第49回 日本人は変わったか
- レポート
- 2009.07.27
最近、「サービス発展途上国日本―“お客様は神様です”の勘違いが、日本を駄目にする」という本を読みました。
著者は海外でホテルマンとして活躍してきた方なのですが、その視点から日本のサービス業を見つめ直しているものです。
日本のホテルは優秀なスタッフに多くを依存していて、その現状を問題視しています。
それに関して、次のようなことが書かれていました。
アメリカのホテルはスタッフの劣性を補うためのシステムを発達させてきた。
一方、日本のホテルは優秀な人材があったために、これに頼りすぎてシステムを磨くことを怠った。
あれ?どこかでこんな話を読んだな、と思い返してみたら次の本でした。
「日本はなぜ敗れるのか―敗因21ヵ条」
この本は、日本がなぜ太平洋戦争で負けたのかを詳細に分析しています。 その敗因の1つとして次が掲げられていました。

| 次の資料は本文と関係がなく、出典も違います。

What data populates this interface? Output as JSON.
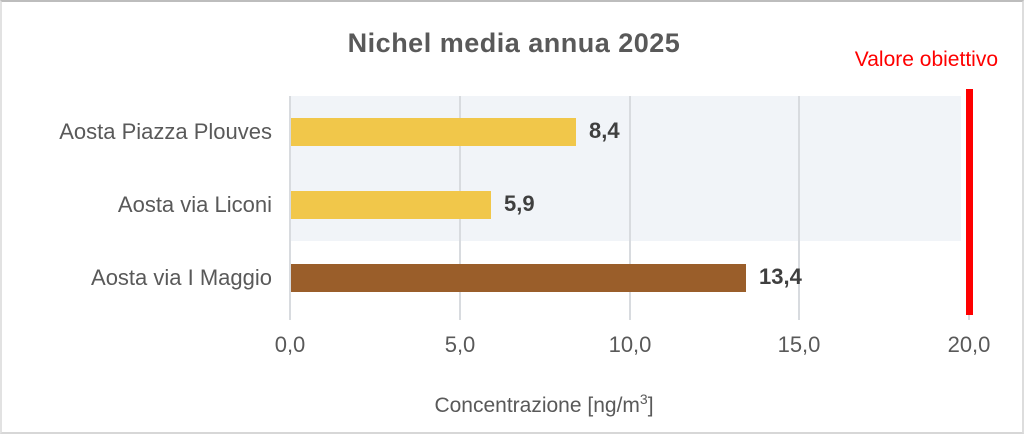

日本は精兵主義を取った軍隊だったが、精兵がいなかった。
日本は、明治以来よく鍛錬された、精神力の高い兵が揃っている前提で戦争を進めていたが、こうした精兵は戦争の進行とともに減少していき、やがて精兵ではない者に同じことを求めて戦われることとなった。
一方のアメリカは、精兵でなくても対応できるシステムを整備して対抗してきたというのです。
誰でも簡単に動かせて標準化された武器など、個人的な能力やがんばりに依存しない仕組みが随所に取り入れられていたわけです。
日本人は基本的に個々人ががんばり屋さんなので、どうしてもシステムの整備を怠ってしまう。
戦争のときと変わっていません。
私達日本人が現代を生きて、ビジネスを進めるに当たっても気をつけるべき点だと思います。
このほかにも、先の戦争の失敗は色々なことを考えさせてくれます。
もう1つ日本人として注意すべき点は、上記に通じますが特に精神面を重視し、根拠のない自信で調子に乗るところだと思います。
日露戦争で勝ったことに慢心し、それが行き過ぎて一番大事な武器が世界レベルにないこともあまり気にしていませんでした。
以前読んだ司馬遼太郎の本に次のようなエピソードが書かれていました。
大戦前、ソ連の駐在武官が日本の陸軍の軍事演習を見る機会があった。
日本は、良いところを見せてやろうと張り切って演習をして見せたのですが、その駐在武官にこう言われたそうです。
いくら秘密にしたいからって、昔の武器ばかり出してきては困ります。
ちゃんといつもやっている演習を見せてください、と。
考えさせられますね。
その後、日本は根拠のない自信をもったまま戦争に突入していきました。
そのときの各方面での意思決定がどうだったかは他の本でも読みますが、要は自己分析も相手分析もしないで事に当たることが多かったようです。
(もちろん、末期には分析しても手の打ちようがなかったというやむを得ない事情はありますが。)
このようなことを組織論の面から研究したものに次のようなものがあります。
「失敗の本質―日本軍の組織論的研究」
日本人の悪い面だと思います。
自分もこれを持っているなぁ、と思ったのは、星野ジャパンが北京で負けた時でした。
私は、プロばかりだし当然金メダルでしょ、と思っていました。
たぶん、当の星野監督もそうだったのではないかと思います。
ボールや審判の違いを現地で憤慨していたわけですが、本当は行く前に準備すべきでした。
聞くと韓国は、国内リーグをオリンピックの公式球でやるほど準備していたとのこと。
孫子も言うように 「敵を知り己を知れば百戦危うからず」 です。
逆に、敵も知らず己も知らないでやる勝負はギャンブル以下になってしまいます。
日本人の本質は変わっていないようですから、お互い先人がしてきた失敗に思いを馳せて気をつけて、より高い成果を上げていきましょう。
今回は成功以前に、失敗しないための留意点を考えてみました。